- Our Impact
|Title||BIPHASIC MASS GAIN IN MIGRANT HUMMINGBIRDS - BODY-COMPOSITION CHANGES, TORPOR, AND ECOLOGICAL SIGNIFICANCE|
|Publication Type||Journal Article|
|Year of Publication||1993|
|Authors||Carpenter, FL, Hixon, MA, Beuchat, CA, Russell, RW, Paton, DC|
|Type of Article||Journal Article|
Body mass of migrant Rufous Hummingbirds (Selasphorus rufus) on refueling stopovers increased on average from 3.2 to 4.6 g over a period ranging from several days to 3 wk.
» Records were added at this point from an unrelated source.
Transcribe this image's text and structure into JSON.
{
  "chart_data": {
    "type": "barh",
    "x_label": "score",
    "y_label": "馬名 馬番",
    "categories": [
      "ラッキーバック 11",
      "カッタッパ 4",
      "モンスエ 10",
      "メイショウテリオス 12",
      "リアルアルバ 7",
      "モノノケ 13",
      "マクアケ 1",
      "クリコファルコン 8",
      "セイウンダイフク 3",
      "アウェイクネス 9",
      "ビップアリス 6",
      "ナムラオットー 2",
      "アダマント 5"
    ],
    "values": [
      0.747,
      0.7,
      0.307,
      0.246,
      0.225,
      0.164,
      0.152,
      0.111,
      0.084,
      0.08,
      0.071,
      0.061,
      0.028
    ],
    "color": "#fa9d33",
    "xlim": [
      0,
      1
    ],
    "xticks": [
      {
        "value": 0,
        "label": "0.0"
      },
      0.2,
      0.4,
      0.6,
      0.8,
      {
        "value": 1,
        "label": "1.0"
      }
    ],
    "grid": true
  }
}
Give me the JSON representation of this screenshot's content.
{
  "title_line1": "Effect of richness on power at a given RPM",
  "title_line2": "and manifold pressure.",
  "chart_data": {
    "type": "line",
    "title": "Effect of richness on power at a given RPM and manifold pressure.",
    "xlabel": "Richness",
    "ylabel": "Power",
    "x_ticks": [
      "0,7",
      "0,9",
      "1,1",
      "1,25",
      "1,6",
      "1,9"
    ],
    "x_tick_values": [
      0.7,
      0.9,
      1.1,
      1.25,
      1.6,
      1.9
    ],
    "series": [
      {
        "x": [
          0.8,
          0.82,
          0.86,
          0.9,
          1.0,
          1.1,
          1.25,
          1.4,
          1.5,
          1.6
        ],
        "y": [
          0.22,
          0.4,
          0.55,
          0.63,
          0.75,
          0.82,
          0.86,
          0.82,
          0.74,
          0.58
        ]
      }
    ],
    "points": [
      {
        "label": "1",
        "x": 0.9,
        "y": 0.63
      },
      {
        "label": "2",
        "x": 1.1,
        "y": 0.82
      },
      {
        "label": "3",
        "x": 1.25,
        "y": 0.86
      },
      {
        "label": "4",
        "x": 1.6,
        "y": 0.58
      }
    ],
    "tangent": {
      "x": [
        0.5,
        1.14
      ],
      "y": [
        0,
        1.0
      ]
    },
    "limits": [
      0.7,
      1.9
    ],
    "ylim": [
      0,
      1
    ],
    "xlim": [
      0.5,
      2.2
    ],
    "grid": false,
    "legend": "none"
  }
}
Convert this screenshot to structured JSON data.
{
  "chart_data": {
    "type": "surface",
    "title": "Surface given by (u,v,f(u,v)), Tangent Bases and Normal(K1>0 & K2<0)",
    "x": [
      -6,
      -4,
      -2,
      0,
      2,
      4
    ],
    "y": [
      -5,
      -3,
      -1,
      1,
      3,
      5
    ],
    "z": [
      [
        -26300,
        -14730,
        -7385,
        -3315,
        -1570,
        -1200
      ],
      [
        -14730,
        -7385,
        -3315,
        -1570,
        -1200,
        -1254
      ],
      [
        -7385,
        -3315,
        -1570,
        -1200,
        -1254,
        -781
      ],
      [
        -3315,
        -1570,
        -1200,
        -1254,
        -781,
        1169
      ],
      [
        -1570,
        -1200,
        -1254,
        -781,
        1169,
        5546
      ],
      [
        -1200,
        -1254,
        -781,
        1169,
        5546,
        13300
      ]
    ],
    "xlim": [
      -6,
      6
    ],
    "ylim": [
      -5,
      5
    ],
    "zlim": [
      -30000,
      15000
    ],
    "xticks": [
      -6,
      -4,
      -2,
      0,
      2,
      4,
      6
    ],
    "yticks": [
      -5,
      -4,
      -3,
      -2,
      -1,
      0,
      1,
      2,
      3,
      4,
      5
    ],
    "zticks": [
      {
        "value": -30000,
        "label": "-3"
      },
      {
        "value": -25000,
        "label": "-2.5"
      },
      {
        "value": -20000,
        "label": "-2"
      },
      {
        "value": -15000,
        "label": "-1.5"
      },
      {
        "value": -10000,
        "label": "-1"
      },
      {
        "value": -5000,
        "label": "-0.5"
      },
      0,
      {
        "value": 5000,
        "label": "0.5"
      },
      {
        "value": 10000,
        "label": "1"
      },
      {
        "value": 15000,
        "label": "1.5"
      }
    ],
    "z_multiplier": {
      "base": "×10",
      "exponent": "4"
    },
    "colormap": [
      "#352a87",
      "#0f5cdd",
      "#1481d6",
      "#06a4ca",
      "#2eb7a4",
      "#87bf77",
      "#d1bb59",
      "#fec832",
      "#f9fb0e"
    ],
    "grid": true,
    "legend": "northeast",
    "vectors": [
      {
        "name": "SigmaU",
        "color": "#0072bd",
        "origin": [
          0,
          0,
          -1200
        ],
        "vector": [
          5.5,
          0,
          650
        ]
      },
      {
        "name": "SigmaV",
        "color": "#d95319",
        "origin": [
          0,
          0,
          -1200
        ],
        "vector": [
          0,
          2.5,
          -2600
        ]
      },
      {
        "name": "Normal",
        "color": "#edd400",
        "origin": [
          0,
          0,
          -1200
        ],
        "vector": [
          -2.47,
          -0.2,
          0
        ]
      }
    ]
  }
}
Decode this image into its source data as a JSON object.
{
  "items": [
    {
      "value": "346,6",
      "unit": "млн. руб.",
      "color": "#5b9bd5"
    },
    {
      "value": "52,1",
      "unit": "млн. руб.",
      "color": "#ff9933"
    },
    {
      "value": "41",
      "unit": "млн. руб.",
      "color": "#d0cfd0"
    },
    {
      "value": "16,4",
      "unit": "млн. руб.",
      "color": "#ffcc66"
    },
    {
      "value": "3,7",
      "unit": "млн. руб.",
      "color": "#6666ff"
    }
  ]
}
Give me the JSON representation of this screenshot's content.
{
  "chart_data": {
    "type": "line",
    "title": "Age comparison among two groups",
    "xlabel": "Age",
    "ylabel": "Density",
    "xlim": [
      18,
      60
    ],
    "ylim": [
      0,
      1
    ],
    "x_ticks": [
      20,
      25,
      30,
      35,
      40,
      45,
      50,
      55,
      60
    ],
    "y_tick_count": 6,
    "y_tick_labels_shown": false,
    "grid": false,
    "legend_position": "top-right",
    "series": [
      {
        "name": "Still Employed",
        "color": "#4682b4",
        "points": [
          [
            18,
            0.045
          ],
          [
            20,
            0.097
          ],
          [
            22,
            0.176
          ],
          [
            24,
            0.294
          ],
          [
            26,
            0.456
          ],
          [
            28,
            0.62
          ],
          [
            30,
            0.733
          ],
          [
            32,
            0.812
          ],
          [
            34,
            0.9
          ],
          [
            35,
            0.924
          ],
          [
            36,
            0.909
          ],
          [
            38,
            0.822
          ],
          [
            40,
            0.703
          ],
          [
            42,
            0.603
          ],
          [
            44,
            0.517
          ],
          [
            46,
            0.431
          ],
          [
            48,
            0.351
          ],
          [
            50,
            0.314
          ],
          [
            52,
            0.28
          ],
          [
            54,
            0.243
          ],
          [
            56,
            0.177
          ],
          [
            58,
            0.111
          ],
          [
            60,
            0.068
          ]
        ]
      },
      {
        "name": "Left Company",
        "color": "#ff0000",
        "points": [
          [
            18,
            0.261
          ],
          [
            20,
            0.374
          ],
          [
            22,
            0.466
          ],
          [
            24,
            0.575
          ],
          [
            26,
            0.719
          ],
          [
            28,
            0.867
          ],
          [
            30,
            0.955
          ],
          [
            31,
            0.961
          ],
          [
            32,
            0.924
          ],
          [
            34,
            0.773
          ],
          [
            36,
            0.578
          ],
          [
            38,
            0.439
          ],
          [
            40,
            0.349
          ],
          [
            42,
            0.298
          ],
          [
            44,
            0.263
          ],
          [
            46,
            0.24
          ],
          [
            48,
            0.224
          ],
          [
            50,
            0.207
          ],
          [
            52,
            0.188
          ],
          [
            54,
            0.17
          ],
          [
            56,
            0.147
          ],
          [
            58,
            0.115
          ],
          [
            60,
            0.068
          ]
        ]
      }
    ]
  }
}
In birds arriving with body masses below almost-equal-to 3.5 g, the initial period of mass gain was very slow. This slow gain was not explained by energy costs associated with territory establishment or learning to secure food, since it occurred even in years when nectar resources were superabundant and territoriality was nearly nonexistent. Data on body composition indicate that mass gain up to almost-equal-to 3.5 g was due to deposition of nonlipid body components, which we hypothesize to be proteins involved in rebuilding muscle catabolized during the last stage of the recent migratory flight. Following the initial phase of slow mass gain, an accelerating rise in body mass consisted entirely of lipid gain. On average, overnight mass loss decreased prior to migration, suggesting that nocturnal torpor facilitated lipid deposition. The slow phase of mass gain is a potentially important constraint on migrating hummingbirds, because if they deplete their fat stores and allow their body mass to fall below 3.5 g, they incur a substantial cost in terms of greatly increased time spent on the subsequent stopover.